Thursday, September 03, 2009

Taste Affecting Factors

Taste Affecting Factors
People vary in their sensitivity to different tastes. Sensitivity depends on the length of time allowed to taste a substance.

Sweet and salt tastes are detected quickly (in less than a second), because they are detected by taste buds in the tip of the tongue, in addition, they are usually very soluble compounds.

Bitter compounds, on the other hand may take a full second to be detected because they are detected at the back of the tongue.

The taste may linger, producing a bitter aftertaste. Sensitivity to a particular taste also depends on the concentration of the substance responsible for the taste.

The threshold concentration is defined as the concentration required for identification of a particular substance.

The threshold concentration may vary from person to a person: some people are more sensitive to a particular taste than others and therefore are able to detect it at a lower concentration.

Below a threshold concentration, a substance would not be identified but may affect the perception of another taste.

For example subthreshold salt levels increase perceived sweetness and decrease perceived acidity, whereas subthreshold sugar concentrations make a food taste less salty than it actually is.

Although it is not clear why, flavor enhancers such as MSG also affect taste sensitivity by intensifying a particular taste in a food.

Temperature of food also affects its flavor. Warm foods generally taste stronger and sweeter than cold foods. For example, melted ice cream tastes much sweeter than frozen ice cream.

There are two reasons for the effects of temperature on flavor. The volatility of substance is increased at higher temperatures, and so they smell stronger.

Taste bud receptivity also is an important factor. Taste buds are most receptive in the region between 68 and 86 degree F and so taste will be more intense in this temperature range.

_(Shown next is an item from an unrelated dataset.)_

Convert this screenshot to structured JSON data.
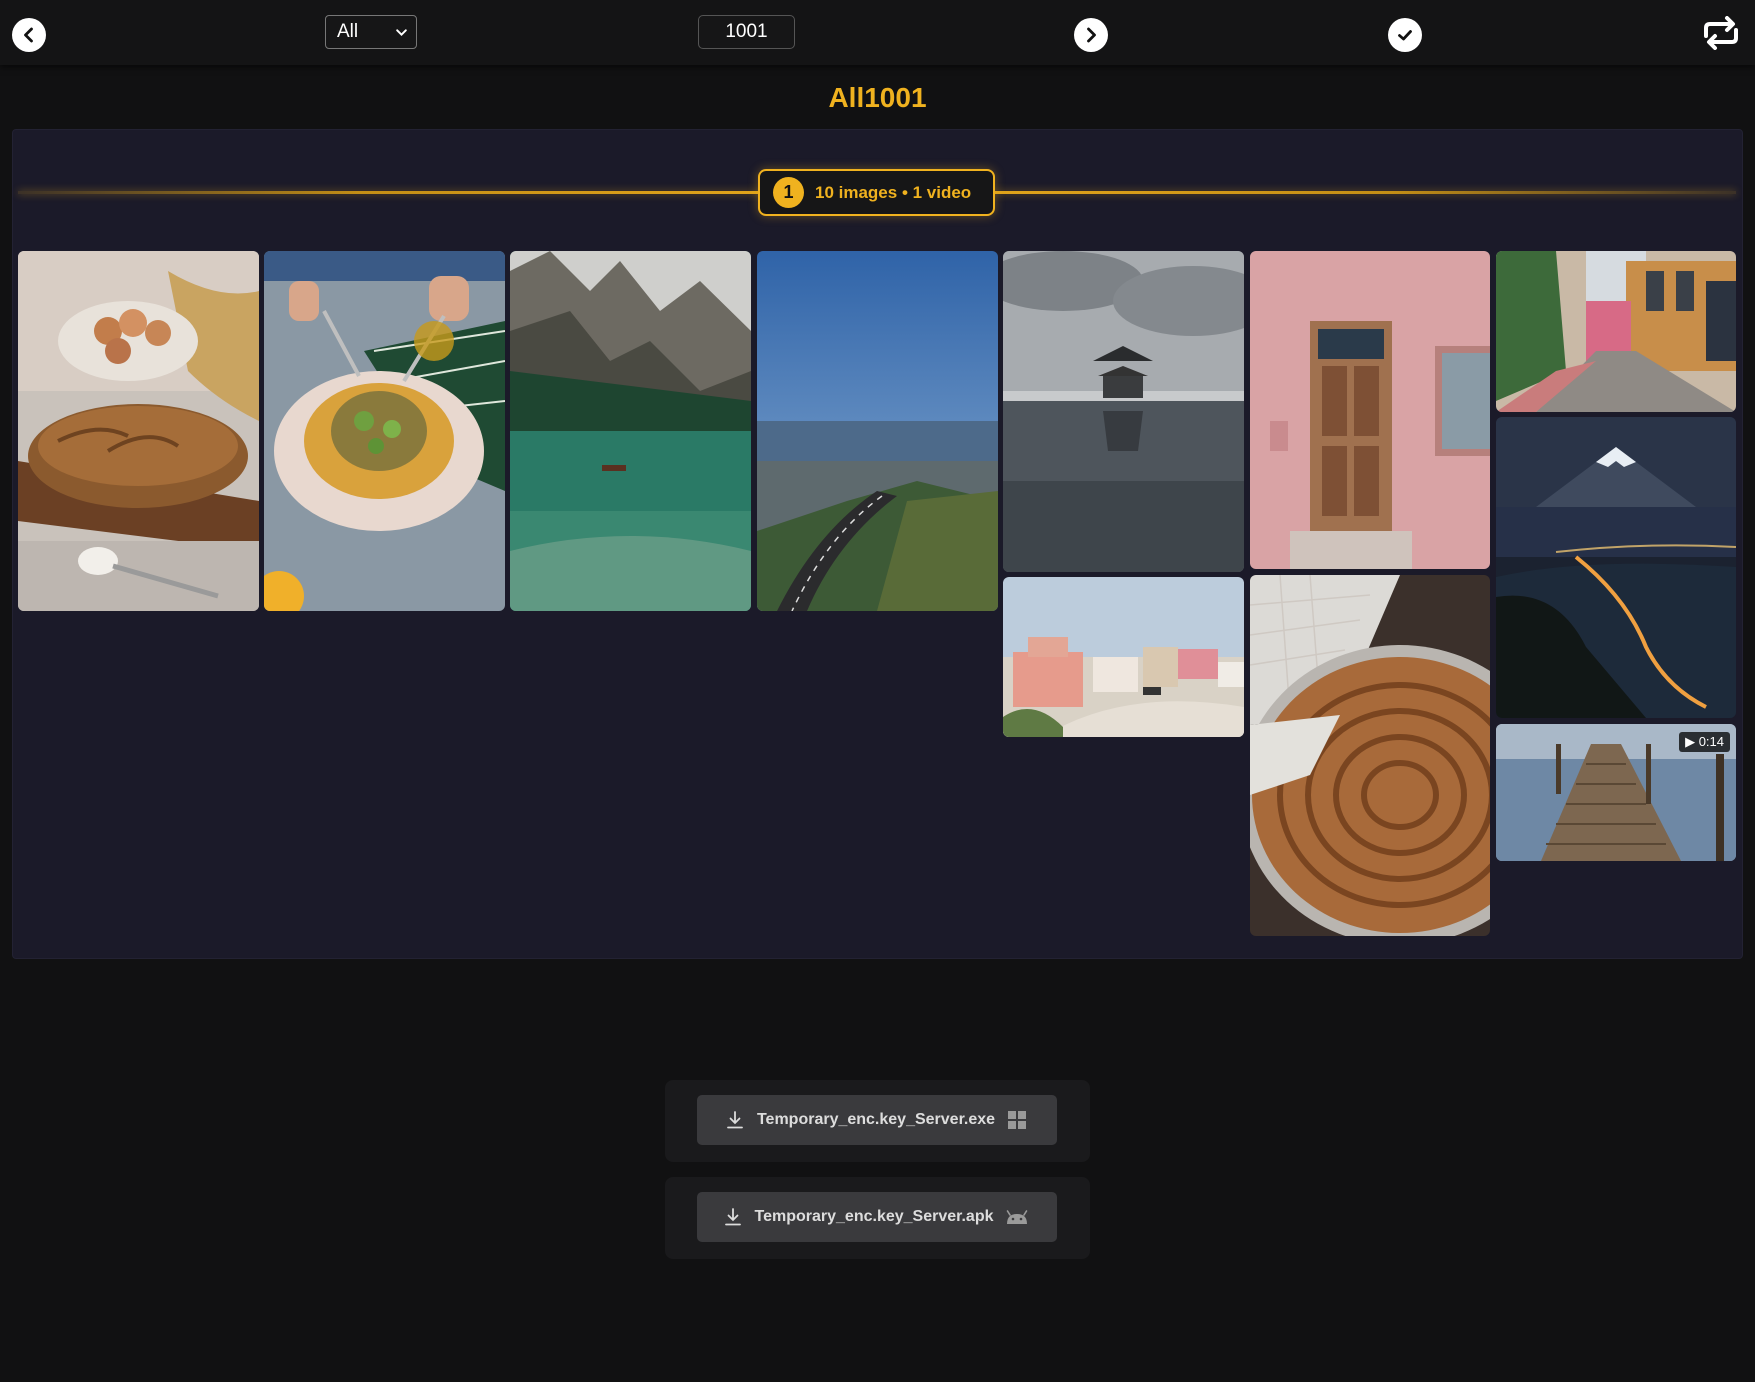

Psychological factor also affect taste sensitivity and perception. Judgments about flavor are often influenced by preconceived ideas based on the appearance of the food or on previous experience with a similar food.

For example, strawberry flavored foods would be expected to be red. However, if colored green, because of the association of green foods with flavors such as lime, it would be difficult to identify the flavor as strawberry unless it was very strong.

Color intensity also affects flavor perception. A stronger color may also cause perception of a stronger flavor in a product, even of the stronger color is simply due to the addition of more food coloring.

Texture also can be misleading. A thicker product may be perceived as tasting richer or stronger simply because it is thicker and not because the thickening agent affects the flavor of the food.

Other psychological factors that may come into play when making judgments about the flavor of foods include time of day (for example, certain tastes are preferred at breakfast time), general sense of well being, health and previous reactions to a particular food or taste.